I laugh, brittle and sharp, and reach for the water set before me. It tastes of fruit — rain that has fallen from the skies, threaded through groves until it carries sweetness into the glass. Alive, too alive, mocking my exhaustion.
“They say there was once a time people couldn’t even raise a pencil with resonance. And now I move whole terraces, Elyon. Entire terraces.”
She tilts her head, studying me the way she always does, as though my fire is something fragile. “And what does it cost you, Nysa?”
I shut my eyes, lean back, and let the couch hold me. “Everything worth giving. If I let them forget—if they think this power is effortless—they’ll waste it. They’ll waste everything.”
The mines hum louder, as though they answer for me.
I open my eyes again. They burn, I know they do — cerulean catching fire with gold sparks. “Do you know what silver does, Elyon? It keeps Fireworks Reach alive. Every terrace, every aurora, every dream—they hang on silver threads. Without it, the city falls.”
She sips her own cup, fingers steady while mine still tremble. “Silver is not only Fireworks Reach’s concern. You drain the mines as though they belong only to you. Cloudspire resonates without bleeding the ground.”
“Cloudspire dreams,” I snap before I can stop myself. Even tired, the fire still lashes out. “We build. We carry the weight. Those veins keep this city breathing.”
Her gaze stays unreadable, smooth as glass. “And one day those veins will collapse. And when they do, so will you.”
Silence settles. Only the faint crackle of the fruit-leaves curling on the plates between us breaks it. Their scent fills the air — berries and sweetness and something that feels so far away from the mines, from the weight.
I force myself upright. The exhaustion twists into fury, pulling me to the surface. “Do you think it is easy for me? Do you think I enjoy tearing myself apart? Your city hums higher, cleaner. You don’t fight the way we do.
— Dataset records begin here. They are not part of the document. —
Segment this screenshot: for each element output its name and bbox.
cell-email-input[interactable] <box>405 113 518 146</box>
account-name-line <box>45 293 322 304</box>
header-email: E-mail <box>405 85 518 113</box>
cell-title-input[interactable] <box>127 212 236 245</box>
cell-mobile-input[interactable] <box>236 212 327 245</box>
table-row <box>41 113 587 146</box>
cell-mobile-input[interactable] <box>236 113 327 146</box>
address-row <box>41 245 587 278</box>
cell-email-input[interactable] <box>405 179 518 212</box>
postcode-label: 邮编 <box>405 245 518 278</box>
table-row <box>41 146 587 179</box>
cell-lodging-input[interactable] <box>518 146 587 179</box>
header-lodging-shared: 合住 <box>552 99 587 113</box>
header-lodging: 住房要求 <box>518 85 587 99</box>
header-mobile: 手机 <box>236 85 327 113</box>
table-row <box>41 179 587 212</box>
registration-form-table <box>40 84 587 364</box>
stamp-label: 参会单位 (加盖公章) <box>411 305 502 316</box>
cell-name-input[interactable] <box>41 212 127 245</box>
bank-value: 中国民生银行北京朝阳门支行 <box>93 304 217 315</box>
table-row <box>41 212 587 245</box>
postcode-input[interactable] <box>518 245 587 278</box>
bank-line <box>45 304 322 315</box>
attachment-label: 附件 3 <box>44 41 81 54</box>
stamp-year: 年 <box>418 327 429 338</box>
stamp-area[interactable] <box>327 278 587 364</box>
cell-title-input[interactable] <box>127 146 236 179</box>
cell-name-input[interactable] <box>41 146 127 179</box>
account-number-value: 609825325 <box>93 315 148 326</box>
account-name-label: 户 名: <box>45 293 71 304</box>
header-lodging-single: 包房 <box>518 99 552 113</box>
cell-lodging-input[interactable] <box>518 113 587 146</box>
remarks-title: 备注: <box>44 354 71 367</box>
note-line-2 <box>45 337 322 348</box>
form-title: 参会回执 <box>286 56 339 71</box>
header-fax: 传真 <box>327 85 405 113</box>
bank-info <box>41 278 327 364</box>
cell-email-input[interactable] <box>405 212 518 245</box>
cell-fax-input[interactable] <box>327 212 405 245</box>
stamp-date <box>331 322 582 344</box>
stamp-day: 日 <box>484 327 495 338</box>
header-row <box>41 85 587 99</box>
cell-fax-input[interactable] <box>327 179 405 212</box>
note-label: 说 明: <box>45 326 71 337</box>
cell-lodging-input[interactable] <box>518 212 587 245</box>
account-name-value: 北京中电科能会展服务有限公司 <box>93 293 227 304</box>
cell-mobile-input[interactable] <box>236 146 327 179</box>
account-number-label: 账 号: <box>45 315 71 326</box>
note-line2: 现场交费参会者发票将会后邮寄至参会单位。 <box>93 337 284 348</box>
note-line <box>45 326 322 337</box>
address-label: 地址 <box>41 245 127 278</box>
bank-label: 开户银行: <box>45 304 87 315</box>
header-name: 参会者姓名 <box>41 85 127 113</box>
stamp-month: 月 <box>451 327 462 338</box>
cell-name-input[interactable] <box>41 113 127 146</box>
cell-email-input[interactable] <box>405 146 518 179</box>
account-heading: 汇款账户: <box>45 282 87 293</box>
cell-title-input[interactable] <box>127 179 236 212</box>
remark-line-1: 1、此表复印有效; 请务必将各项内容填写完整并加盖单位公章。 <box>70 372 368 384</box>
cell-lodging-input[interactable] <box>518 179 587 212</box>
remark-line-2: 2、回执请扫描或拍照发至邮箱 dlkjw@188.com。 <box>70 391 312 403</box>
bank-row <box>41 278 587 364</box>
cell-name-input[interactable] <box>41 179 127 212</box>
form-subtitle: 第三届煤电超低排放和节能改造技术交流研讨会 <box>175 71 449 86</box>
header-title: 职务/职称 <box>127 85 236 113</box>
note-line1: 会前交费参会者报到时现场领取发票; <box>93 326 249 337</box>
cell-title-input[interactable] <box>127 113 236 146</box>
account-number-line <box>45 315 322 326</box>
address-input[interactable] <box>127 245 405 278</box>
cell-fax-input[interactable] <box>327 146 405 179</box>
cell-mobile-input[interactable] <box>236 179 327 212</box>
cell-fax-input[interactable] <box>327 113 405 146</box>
You sit in your spires while I bleed silver into the auroras. Do you know there are families on the Outer Spiral Coast still without placement? Children hovering in broken pockets of sky with no gardens, no markets, no light?”
My voice cracks, but I drive it harder, sharper. “And you would have me rest? You would have me slow down? No. If I must burn to keep them from darkness, then I will. Better ash than silence.”
Elyon places her cup down with care, as though even her hands have never known weariness. “You are fire, Nysa. But even fire must rest, or it consumes the very home it warms.”
I laugh, ragged, raw. “Then let me burn.”
And the auroras bloom above us at last, spilling across the sky in radiant fire. Elyon reaches across, her hand brushing dust from my sleeve — so gentle, so steady.
“Then I will catch you, cousin, when you fall.”